Exemple sur la tranche 1 :

Taux appelé
7,87%

=

Taux d’appel
127%

x

Taux contractuel
6,20%

dont 3,15% de part salariale

dont 4,72% de part patronale

    

En clair, seuls les 6,2% sont constitutifs de droits, c'est-à-dire qu'ils permettent d'acquérir des points qui, cumulés, constitueront la future retraite. Le reste, soit 1,67 point (soit près de 20% de la cotisation) représente des cotisations sans droits, qui permettent d'équilibrer les comptes du régime mais qui sont à fonds perdus pour le salarié. Applicables sur les cotisations tranche 1 et tranche 2, cela signifie que sur environ 77,4 Mds € de cotisations en 2021, seuls 60,9 Mds € sont constitutifs de droits, le reste, soit tout de même 16,5 Mds €, sert à équilibrer les comptes du régime.

Et même des cotisations dont la totalité est sans droits

A cela s’ajoute la CET, pour Contribution d’Equilibre Technique, créée en 2019 qui s’applique à tous les salariés dont le salaire est supérieur au plafond de la sécurité sociale. La recette de CET pour 2021 représente 900 M€ destinée à financer une part des droits acquis avec la GMP (garantie minimale de points qui existait à l’AGIRC, mais est supprimée dans le nouveau régime). De même, la CEG pour Contribution d’Equilibre Général permet à la fois de compenser les charges résultant des départs à la retraite avant 67 ans. La recette de CEG représente 13 Mds € en 2021.

Ces cotisations servent sans nul doute à financer les prestations de solidarité des retraites complémentaires mais celles-ci communiquent assez peu sur le montant total de ces prestations de solidarité. On peut à partir des publications de l’Arrco-Agirc estimer à 13 Mds € les prestations de réversion (qui ne font pas l’objet de cotisations spécifiques contrairement à d’autres pays) et les majorations pour enfants. Ce qui laisse encore environ 17 Mds € qui servent à renflouer les comptes.
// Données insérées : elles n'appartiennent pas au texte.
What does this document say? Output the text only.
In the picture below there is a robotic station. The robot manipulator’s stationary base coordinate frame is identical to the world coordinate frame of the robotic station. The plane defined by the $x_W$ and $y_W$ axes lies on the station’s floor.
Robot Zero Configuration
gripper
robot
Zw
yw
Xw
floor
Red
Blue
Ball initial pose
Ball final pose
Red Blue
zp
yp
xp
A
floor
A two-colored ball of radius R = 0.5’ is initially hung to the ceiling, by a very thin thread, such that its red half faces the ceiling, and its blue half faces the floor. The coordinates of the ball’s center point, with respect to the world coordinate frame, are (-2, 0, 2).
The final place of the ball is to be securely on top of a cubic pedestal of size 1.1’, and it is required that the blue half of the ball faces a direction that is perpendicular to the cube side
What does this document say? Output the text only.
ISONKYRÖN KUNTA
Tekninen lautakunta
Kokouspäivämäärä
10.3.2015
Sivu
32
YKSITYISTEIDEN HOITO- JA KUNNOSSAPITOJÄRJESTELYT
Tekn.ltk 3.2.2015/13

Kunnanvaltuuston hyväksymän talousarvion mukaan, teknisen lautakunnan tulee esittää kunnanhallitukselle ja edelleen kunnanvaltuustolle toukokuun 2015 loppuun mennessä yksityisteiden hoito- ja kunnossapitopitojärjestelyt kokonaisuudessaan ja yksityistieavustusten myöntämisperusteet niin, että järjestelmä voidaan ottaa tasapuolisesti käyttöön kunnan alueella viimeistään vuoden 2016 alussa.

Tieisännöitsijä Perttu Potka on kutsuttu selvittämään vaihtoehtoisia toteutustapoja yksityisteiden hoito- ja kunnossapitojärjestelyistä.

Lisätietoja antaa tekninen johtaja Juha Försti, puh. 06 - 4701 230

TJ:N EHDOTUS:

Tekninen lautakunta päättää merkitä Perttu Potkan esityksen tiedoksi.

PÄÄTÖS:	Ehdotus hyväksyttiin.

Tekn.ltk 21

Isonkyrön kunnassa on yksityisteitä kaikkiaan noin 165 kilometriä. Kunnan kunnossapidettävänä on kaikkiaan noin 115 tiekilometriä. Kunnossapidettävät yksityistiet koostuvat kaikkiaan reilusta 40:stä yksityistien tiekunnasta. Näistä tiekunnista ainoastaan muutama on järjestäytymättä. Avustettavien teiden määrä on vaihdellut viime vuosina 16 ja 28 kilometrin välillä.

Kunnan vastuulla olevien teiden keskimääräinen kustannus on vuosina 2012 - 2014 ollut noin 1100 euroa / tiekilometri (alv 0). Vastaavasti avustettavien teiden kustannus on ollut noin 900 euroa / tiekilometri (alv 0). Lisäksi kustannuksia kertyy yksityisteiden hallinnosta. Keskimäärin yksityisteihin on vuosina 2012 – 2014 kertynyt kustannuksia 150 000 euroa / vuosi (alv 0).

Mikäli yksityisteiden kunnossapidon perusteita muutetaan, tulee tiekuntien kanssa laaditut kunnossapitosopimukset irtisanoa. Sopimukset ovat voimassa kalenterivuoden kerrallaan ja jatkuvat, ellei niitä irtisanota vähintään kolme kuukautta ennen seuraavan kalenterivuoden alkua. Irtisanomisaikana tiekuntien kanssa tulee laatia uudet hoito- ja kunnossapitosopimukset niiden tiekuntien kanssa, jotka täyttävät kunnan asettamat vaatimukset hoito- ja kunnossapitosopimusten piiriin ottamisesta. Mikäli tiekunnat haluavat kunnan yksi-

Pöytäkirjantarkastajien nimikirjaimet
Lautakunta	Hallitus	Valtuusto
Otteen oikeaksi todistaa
Les retraites complémentaires Arrco-Agirc gérées par les partenaires sociaux peuvent donc se prévaloir d’une gestion équilibrée mais au prix de lourds prélèvements pour les salariés et les entreprises.

Et en plus, les Français payent par l'impôt pour équilibrer les comptes des régimes spéciaux et des régimes de fonctionnaires

Le rapport annuel de la commission des comptes de la Sécurité social indique qu’en 2021, l’Etat a versé 7,5 Mds € de subventions d’équilibre aux régimes de base, essentiellement des régimes spéciaux :

Cette liste ne tient pas compte des impôts et taxes affectés au financement des retraites : la CTA (1,7 Md €) qui sert à financer le régime des électriciens et gaziers et la taxe affectée du régime de base des exploitants agricoles (taxe sur les alcools, 2,9 Mds €).

De plus, comme nous avions eu l’occasion de le révéler, à l’occasion de la publication d’une note sur le sujet au printemps dernier, les régimes de retraite des agents publics sont eux aussi couverts par une cotisation d’équilibre. Ces régimes ne présentent en apparence pas de déficit mais les cotisations employeurs très élevées (respectivement 74,3% pour les fonctionnaires d’Etat et 30,6% pour les fonctionnaires locaux et hospitaliers) financent au moins trois dépenses différentes : d’abord, la part des retraites à la charge de tout employeur au taux de droit commun, puis la part des dépenses de solidarité de ces régimes (avantages famille ou retraites précoces par exemple), qui ne sont pas couverts par des cotisations des assurés et que l’État finance aussi pour tous les autres régimes, et surtout les déficits de ces deux régimes. La couverture nette des déficits de l’État et des autres collectivités publiques représente 30 Mds €.

On est loin donc de l’image flatteuse que voudraient nous faire croire certains, d’un système de retraite qui est à l’équilibre. Le Conseil d’orientation des retraites serait d’ailleurs bien inspiré de présenter une situation nette du système de retraite en présentant le détail des comptes de chaque régime ainsi que les transferts entre régimes. Le débat sur l’avenir de notre système de retraite gagnerait en clarté.

Et lorsque les commentateurs avancent qu’il n’y a pas urgence à réformer un système de retraite qui devrait, sous l’hypothèse d’une productivité retrouvée et d’un faible taux de chômage, reprendre le chemin de l’équilibre à moyen-long terme, ils oublient de mentionner un codicille qui a toute son importance : sous réserve d'une baisse relative des pensions à long terme. Une situation bien peu réjouissante.